Architects award marks housing getting personal

By Anne Gibson

Designs for new Auckland houses which won awards last night stepped away from brutal modernism towards a more personal style.

"The one-room glass box with kitchen, living and dining altogether has been around for a while and some architects are now exploring other ideas," said Institute of Architects judging convener Craig Moller.

He was head of a panel of professionals which made 40 awards to 95 buildings entered from the Auckland area. Many of the winners will now be entered in the national architecture awards to be judged early next year.

Sports venues, university buildings, community centres, the new Northland prison and 18 houses took honours from the institute.

Mr Moller said outstanding houses fell into two categories: the modern minimalist open plan glass box and a more intimate, tailored response to a client's demands for housing which provided extensive storage and display areas for treasures.

New baches are just as upmarket as their city counterparts, the judges found, noting a shift away from the traditional bach to a holiday house with all the amenities of a city house, although one award-winner stuck to its guns as a true get-away destination.

A sub-tropical-styled Omaha holiday house by Aimer Naismith Architecture beat others for its well-thought out response to its coastal environment.

"Both the conceptual layout of the house and the detailed resolution demonstrate a clear architectural understanding of the contemporary holiday house and the difference between urban living and life at the beach," the judges said. "The careful and appropriate selection of materials reinforces the concept of a beach house."

A Dairy Flat house by Andrew Lister Architect took the Palm Springs style and merged it with the local area to create a hilltop house sporting large windows which the judges called "a serene living experience". The house respected an adjoining garage and studio designed by another architect, without "slavishly mimicking the existing".
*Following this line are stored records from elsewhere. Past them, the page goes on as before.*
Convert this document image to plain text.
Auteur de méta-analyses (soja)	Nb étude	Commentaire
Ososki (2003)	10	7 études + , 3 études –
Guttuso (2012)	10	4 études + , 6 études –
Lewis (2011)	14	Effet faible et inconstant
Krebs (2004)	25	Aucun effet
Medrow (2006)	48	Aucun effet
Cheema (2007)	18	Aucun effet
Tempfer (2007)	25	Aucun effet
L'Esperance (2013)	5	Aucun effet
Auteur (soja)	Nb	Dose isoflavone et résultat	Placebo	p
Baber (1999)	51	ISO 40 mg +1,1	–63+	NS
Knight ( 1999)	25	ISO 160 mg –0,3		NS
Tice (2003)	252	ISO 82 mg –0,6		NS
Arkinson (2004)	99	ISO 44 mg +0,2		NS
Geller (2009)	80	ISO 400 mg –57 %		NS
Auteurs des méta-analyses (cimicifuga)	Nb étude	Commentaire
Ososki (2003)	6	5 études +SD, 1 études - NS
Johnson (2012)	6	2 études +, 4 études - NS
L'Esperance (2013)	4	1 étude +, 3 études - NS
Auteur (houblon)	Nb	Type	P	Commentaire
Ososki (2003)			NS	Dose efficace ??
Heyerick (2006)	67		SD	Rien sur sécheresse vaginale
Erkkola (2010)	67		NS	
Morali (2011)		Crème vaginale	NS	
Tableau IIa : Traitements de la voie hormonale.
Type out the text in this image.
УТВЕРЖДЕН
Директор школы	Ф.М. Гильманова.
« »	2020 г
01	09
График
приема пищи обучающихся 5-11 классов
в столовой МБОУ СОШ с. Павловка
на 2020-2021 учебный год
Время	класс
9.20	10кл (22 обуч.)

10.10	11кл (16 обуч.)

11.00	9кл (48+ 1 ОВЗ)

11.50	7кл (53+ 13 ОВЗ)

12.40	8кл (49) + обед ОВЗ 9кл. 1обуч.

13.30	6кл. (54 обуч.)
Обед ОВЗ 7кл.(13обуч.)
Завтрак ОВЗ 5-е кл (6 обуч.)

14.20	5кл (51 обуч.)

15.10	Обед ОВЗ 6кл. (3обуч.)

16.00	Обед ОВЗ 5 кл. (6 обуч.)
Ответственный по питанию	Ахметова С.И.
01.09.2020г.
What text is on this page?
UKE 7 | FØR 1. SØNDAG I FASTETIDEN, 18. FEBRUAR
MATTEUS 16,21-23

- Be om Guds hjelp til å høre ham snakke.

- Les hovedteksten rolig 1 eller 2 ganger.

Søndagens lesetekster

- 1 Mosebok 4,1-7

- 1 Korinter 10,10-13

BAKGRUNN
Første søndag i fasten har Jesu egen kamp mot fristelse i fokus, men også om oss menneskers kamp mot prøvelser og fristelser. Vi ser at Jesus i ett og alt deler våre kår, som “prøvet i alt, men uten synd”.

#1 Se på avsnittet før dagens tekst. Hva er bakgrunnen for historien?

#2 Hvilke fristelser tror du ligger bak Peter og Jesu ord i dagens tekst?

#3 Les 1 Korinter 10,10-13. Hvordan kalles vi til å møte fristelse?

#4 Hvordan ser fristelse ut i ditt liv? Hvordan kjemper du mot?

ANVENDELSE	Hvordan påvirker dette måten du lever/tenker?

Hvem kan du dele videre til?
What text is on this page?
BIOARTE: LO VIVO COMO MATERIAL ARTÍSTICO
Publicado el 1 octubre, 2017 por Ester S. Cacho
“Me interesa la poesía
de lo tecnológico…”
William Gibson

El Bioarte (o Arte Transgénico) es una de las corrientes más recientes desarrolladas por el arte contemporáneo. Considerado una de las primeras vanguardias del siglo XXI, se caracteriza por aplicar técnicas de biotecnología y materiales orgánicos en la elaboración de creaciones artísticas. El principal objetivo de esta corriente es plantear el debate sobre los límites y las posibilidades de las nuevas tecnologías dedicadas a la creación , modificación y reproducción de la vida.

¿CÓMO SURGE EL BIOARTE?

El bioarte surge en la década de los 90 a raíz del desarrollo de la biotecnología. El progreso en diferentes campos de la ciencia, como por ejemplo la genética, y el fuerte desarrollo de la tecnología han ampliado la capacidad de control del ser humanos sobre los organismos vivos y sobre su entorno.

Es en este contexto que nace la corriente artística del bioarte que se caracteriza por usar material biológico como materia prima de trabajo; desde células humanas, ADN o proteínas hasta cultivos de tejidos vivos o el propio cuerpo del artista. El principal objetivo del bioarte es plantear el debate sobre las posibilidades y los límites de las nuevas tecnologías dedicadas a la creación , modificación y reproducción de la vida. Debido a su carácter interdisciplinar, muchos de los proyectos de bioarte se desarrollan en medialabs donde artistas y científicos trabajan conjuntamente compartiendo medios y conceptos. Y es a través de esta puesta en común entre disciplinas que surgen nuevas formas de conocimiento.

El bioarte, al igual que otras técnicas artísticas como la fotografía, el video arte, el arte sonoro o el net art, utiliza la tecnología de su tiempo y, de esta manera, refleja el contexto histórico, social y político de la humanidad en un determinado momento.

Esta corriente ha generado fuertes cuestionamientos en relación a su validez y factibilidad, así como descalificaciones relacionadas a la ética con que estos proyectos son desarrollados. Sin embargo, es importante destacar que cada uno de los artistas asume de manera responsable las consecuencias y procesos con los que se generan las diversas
The refurbishment of Queen St offices for wealthy businessman Noel Robinson atop the Q & V Building scooped a prize for Jasmax.

Split-levels, selection of neutral materials, execution of details and the relaxed atmosphere achieved impressed the panel, which said the space was an under-utilised roof-top location which had been rebuilt to the highest standards.

Stratis, the five-level luxury Viaduct Basin apartment block on Lighter Quay, won for offering an alternative to standard apartment typology. The judges commended developer Nigel McKenna for creating a loch alongside Stratis, which was designed by Architects Patterson.

AUT's business school by Jasmax won for bold use of materials. The school picked up on themes developed by Jasmax on other AUT sites.